Weber formulierte seine Kritik an Plänen in der EU damit weit weniger scharf als EZB-Chefvolkswirt Jürgen Stark. Dieser hatte in einem Gastbeitrag für das "Handelsblatt" mit harschen Worten auf entsprechende Ideen reagiert und erklärt, ein EWF sei nicht mit der Geschäftsgrundlage der Währungsunion vereinbar. Der Chef der Europäischen Zentralbank (EZB), Jean-Claude Trichet, hat sich bislang nicht zu den Plänen geäußert.
Deutsche-Bank-Chefvolkswirt Thomas Mayer sprach sich für den EU-Währungsfonds aus. "Ich finde den Vorschlag sehr gut, denn was wir bisher vermisst haben in der Währungsunion, ist ein Instrument zum Krisenmanagement", sagte Mayer zu Reuters TV. Der Vorschlag nehme die Lehren aus der griechischen Krise auf. Wichtigste Funktion eines Fonds sei es, eine geordnete Insolvenz eines Landes zuzulassen, was bislang nicht möglich sei.
EU nimmt Leerverkäufe von CDS ins Visier
Eine Staatspleite Griechenlands könnte angesichts eines derzeit fehlenden Mechanismus durchaus Auswirkungen wie der Kollaps der US-Investmentbank Lehman Brothers haben. "Wir würden einen großen, negativen Schock für das europäische Finanzsystem und womöglich für das globale Finanzsystem bekommen", sagte Mayer.
Neben einem Währungsfonds diskutiert die EU noch weitere Maßnahmen gegen eine mögliche Euro-Krise. So will die Kommission bei den anstehenden Finanzmarktreformen die sogenannten Kreditausfallversicherungen (Credit Default Swaps/CDS) besonders ins Visier nehmen. Spekulation habe die Probleme in Griechenland nicht verursacht, aber beschleunigt, sagte EU-Kommissionspräsident José Manuel Barroso am Dienstag in Straßburg. Das zeige, wie nötig eine "fundamentale Reform" des Derivatemarktes sei.

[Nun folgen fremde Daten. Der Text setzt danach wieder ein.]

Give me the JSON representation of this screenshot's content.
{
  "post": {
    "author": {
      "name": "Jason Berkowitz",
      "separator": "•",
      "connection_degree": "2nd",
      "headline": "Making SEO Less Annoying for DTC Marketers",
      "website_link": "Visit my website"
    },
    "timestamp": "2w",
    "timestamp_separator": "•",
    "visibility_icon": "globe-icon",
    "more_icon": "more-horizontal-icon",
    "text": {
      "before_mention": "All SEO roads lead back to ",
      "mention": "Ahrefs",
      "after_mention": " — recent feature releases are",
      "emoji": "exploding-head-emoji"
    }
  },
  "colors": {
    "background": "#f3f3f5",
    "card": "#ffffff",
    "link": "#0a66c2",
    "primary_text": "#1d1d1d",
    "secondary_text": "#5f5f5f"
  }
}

EU-Binnenmarktkommissar Michel Barnier will bis zum Sommer einen Vorschlag für eine EU-Richtlinie über Derivate vorlegen und bis Jahresende über Marktmissbrauch. Daneben sei aber ein Ad-hoc-Nachdenken über CDS besonders auf Staatsschulden nötig, sagte Barroso. "In diesem Zusammenhang muss das Problem der Leerverkäufe besonders beachtet werden." Auf rein spekulativer Basis sei der Kauf einer solchen Versicherung nicht gerechtfertigt. Kurzfristig sei ein abgestimmtes Vorgehen der Mitgliedstaaten nötig. "In diesem Zusammenhang wird die Kommission die Bedeutung eines Verbots rein spekulativer Leerverkäufe von Credit Default Swaps auf Staatsschulden genau untersuchen."